September 3rd, 2008 | 12:45 pm

Merrill Lynch Providing Professional Women an Opportunity for Greater Returns

filed under Returners

by Pamela Weinsaft (New York City)

The management team at Merrill Lynch was puzzled. While it was clear that Merrill Lynch was recruiting its fair share of the most promising women from campuses around the world and developing that talent, the number of women dropped at each successive level up the corporate ladder. Moreover, there was a recognition of the large pool of talented women looking to re-enter the workforce and an opportunity to tap into it. The management at ML set out to figure out how and why.

Working with Sylvia Ann Hewlett, the founding president of the Center for Work-Life Policy and director of the “Hidden Brain-Drain” Task Force, they found that women who “off-ramped” from high-pressure “extreme” jobs rarely returned to the same firm or a similar job when they were ready to on-ramp. Despite their considerable education and experience, these women often preferred to start over in a new industry.

To become a firm that attracts women with significant industry experience to come back into the workforce and, once back, to stay, grow and advance within the firm, Merrill Lynch recognized they needed help. They drafted Ms. Hewlett and Columbia Business School to help them create a program for returnees and a separate program for the advancement of current workforce women unlike any other. Thus, the Greater Returns Program, launching this October, was born.

“We are so excited to be partnered with Columbia for this program. We were looking for a NY-based educational institution with a robust executive education program. Columbia Business School Executive Education had what we were looking for,” said Subha Barry, managing director and head of Global Diversity and Inclusion at Merrill Lynch.

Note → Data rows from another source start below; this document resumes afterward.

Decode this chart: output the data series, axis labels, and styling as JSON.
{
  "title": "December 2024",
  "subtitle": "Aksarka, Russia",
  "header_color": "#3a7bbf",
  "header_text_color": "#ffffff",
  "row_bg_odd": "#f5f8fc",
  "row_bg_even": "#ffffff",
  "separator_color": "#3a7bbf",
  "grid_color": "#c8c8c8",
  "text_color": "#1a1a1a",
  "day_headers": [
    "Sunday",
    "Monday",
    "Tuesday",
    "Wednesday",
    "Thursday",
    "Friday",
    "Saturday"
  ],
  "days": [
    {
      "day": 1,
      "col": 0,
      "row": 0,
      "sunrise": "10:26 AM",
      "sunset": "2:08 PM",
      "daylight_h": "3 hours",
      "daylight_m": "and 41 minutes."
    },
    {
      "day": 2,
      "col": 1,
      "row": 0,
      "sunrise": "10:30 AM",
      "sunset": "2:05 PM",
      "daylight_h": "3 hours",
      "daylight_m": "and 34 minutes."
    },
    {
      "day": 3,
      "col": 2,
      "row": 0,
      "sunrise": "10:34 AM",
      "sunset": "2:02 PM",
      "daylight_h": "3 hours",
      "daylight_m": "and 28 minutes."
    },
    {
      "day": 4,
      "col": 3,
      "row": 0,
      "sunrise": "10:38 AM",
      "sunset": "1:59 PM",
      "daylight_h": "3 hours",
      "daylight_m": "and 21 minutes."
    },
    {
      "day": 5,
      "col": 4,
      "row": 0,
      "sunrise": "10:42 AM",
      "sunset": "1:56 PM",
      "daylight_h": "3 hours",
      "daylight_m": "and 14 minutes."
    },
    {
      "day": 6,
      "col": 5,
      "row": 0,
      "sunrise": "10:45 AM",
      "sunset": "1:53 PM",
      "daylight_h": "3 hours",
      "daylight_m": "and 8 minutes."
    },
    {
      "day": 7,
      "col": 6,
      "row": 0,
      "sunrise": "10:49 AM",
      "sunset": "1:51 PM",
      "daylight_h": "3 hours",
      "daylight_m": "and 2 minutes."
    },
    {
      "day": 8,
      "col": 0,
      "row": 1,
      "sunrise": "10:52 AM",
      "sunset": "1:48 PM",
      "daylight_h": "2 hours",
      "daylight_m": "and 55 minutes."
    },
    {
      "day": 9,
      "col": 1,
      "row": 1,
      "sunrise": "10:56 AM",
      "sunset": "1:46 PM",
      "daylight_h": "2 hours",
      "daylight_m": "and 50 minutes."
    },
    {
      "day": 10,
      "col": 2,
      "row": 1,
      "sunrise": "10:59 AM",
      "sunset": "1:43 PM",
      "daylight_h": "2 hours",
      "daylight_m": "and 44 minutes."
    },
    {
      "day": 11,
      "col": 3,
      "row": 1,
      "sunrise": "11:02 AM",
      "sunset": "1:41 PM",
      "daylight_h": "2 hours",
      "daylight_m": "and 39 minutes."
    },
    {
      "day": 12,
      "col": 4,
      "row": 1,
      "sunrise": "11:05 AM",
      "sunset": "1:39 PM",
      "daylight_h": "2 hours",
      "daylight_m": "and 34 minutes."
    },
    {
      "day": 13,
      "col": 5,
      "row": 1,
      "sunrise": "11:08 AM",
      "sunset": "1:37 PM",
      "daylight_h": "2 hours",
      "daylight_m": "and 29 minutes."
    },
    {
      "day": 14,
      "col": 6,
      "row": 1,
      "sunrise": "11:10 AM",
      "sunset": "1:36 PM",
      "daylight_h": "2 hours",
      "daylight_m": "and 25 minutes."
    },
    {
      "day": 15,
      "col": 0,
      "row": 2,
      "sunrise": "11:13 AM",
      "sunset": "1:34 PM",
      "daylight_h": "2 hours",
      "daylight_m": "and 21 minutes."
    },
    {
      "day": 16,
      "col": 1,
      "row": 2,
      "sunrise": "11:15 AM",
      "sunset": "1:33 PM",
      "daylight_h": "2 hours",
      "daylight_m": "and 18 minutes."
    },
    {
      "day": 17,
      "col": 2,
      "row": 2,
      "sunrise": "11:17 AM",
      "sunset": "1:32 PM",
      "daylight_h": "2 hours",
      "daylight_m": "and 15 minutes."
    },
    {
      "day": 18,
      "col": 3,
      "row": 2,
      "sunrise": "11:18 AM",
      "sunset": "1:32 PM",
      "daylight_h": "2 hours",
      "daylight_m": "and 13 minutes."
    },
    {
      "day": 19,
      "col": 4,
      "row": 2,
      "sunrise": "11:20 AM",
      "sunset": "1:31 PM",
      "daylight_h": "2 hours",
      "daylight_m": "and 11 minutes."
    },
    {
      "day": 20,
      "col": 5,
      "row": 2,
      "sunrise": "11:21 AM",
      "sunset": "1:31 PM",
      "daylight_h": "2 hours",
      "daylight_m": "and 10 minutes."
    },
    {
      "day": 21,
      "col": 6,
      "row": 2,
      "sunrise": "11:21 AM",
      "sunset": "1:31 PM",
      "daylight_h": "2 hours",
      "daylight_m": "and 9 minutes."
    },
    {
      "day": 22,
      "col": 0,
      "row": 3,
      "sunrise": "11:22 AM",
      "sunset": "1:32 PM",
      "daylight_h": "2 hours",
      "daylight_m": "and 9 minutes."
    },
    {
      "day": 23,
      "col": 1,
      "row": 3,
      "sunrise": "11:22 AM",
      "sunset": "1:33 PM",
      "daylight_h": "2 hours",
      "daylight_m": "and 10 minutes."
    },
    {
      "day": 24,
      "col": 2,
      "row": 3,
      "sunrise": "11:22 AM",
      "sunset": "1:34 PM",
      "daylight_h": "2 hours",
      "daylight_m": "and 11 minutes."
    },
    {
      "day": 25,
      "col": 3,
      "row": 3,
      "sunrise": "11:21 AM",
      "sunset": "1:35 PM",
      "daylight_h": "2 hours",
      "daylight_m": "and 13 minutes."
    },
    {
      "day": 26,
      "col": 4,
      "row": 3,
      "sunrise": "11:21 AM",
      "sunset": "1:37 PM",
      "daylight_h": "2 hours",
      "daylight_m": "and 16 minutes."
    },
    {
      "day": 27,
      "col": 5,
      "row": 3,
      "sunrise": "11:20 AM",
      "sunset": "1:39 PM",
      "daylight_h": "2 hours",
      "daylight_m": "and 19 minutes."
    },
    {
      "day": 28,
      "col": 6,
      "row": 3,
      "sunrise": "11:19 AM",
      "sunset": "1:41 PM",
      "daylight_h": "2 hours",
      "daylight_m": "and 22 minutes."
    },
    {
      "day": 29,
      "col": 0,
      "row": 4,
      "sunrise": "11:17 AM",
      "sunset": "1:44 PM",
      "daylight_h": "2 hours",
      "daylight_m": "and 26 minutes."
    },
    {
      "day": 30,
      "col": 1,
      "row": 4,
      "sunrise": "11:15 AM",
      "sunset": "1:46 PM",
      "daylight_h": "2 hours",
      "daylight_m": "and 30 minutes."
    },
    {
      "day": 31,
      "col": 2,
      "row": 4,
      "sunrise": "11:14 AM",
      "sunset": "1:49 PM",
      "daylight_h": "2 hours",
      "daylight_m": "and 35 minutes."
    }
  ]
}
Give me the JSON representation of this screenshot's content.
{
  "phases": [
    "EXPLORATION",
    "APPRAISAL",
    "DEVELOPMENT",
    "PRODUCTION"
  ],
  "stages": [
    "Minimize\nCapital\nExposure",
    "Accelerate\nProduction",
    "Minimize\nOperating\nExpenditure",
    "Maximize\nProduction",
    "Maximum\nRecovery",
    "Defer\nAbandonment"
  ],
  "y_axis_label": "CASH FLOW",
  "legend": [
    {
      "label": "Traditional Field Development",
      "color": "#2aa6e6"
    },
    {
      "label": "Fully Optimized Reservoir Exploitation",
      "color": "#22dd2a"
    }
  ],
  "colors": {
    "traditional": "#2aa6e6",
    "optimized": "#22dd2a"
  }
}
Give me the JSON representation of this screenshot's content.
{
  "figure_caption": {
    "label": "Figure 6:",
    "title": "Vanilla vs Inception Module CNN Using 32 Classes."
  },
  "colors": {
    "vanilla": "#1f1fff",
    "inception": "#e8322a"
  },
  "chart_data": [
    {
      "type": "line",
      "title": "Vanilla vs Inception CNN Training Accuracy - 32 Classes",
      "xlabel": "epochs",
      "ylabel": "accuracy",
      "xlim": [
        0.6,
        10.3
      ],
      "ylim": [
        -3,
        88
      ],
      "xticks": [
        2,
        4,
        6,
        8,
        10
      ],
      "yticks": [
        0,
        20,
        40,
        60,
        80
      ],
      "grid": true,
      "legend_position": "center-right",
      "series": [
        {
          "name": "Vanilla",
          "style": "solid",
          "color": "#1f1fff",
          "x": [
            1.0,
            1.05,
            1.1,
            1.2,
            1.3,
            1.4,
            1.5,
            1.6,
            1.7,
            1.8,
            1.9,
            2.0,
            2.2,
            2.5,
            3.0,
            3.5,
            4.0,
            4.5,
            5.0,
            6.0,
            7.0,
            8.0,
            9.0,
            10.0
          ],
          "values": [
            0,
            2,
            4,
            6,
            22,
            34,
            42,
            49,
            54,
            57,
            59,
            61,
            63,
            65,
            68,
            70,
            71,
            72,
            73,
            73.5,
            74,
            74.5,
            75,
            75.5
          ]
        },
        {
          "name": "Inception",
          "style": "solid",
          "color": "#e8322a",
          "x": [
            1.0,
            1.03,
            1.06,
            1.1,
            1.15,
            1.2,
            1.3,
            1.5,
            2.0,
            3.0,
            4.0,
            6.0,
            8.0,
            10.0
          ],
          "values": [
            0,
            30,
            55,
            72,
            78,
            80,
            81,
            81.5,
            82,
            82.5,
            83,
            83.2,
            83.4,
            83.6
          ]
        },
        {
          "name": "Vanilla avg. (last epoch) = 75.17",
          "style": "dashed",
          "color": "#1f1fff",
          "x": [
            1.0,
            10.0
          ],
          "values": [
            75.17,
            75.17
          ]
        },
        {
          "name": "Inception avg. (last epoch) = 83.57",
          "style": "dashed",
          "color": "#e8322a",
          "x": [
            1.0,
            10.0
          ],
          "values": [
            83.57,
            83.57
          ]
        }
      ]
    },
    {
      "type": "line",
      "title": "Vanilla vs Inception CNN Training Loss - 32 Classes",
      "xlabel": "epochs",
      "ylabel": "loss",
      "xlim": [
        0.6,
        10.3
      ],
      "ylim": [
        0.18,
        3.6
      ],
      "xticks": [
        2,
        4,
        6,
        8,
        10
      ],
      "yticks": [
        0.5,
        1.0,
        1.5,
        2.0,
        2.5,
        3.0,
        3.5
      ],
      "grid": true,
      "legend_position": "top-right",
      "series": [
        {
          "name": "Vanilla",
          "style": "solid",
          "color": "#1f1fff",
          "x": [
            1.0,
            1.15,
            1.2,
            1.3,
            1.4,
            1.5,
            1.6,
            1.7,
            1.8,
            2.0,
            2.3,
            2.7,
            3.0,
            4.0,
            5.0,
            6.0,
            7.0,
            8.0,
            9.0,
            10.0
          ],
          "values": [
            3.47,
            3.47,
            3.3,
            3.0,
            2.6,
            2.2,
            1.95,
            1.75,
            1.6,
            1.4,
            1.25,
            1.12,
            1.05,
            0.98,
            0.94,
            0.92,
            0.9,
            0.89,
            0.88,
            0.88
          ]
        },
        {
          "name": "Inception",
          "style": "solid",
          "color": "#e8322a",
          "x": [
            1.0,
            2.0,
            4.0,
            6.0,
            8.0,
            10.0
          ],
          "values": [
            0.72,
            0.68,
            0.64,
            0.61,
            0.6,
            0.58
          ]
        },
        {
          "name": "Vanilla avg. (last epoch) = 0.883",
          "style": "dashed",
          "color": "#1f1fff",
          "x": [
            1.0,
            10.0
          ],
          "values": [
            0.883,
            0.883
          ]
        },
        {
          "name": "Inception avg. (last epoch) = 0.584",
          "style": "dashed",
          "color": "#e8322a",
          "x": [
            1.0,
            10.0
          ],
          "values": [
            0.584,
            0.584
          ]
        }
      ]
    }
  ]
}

Greater Returns is billed as a “new suite of programs for women seeking to transition back to work as well as women professionals looking to accelerate their career growth and professional development.” This fall, “on-ramping” participants will spend a rigorous 2 ½ days in courses designed to familiarize them with the newest industry practices and technology. They will also learn how to tell their “off-ramp” story in a compelling and productive way. “The key is getting [the women] to think differently about their capabilities and prepare them for their new roles, even if they are in other parts of the industry,” said Ms. Barry. A program for current women professionals is targeted for the fall of 2009.

The faculty will be comprised of top people from Merrill Lynch, as well as Ernst and Young, Intel, and other top companies. “This is a collaborative endeavor. Sylvia Ann Hewlett has proved invaluable in using her vast network to connect us with all these companies,” stated Ms. Barry. She continued, “It is my belief that the broader the net we cast, the greater the possibility that we will find a solution we are looking for as it relates to women in the workforce.”

In addition to the coursework, senior women at Merrill will host lunches and dinners to get to know each of the participants. “The most important thing is that these women get exposed to a variety of constituencies within Merrill Lynch,” said Ms. Barry, “They will even have the opportunity for one-on-one interviews with our HR people so they can get feedback on their interviewing style and resume. It will be very hands-on for participants and Merrill Lynch.”

While the program does not guarantee employment for each participant, Ms. Barry expects realistic outcomes to include each member of the group developing a solid network of peers, establishing connections with each of the participating companies and creating an action plan for workplace re-entry.

The group of women accepted into the inaugural class of the Greater Returns program—scheduled to take place October 27 – 29 of this year—will come from a wide range of backgrounds, including investment backing, private client-side finance, operations, accounting and even the entrepreneurial sphere.

The aim is to have all participants share some common elements: to be highly qualified women who held upper-level positions before leaving the industry and who share a passion for re-entering the workforce.

There are still openings for qualified candidates. The program encourages those interested to apply today, as the deadline for applications is September 19, 2008.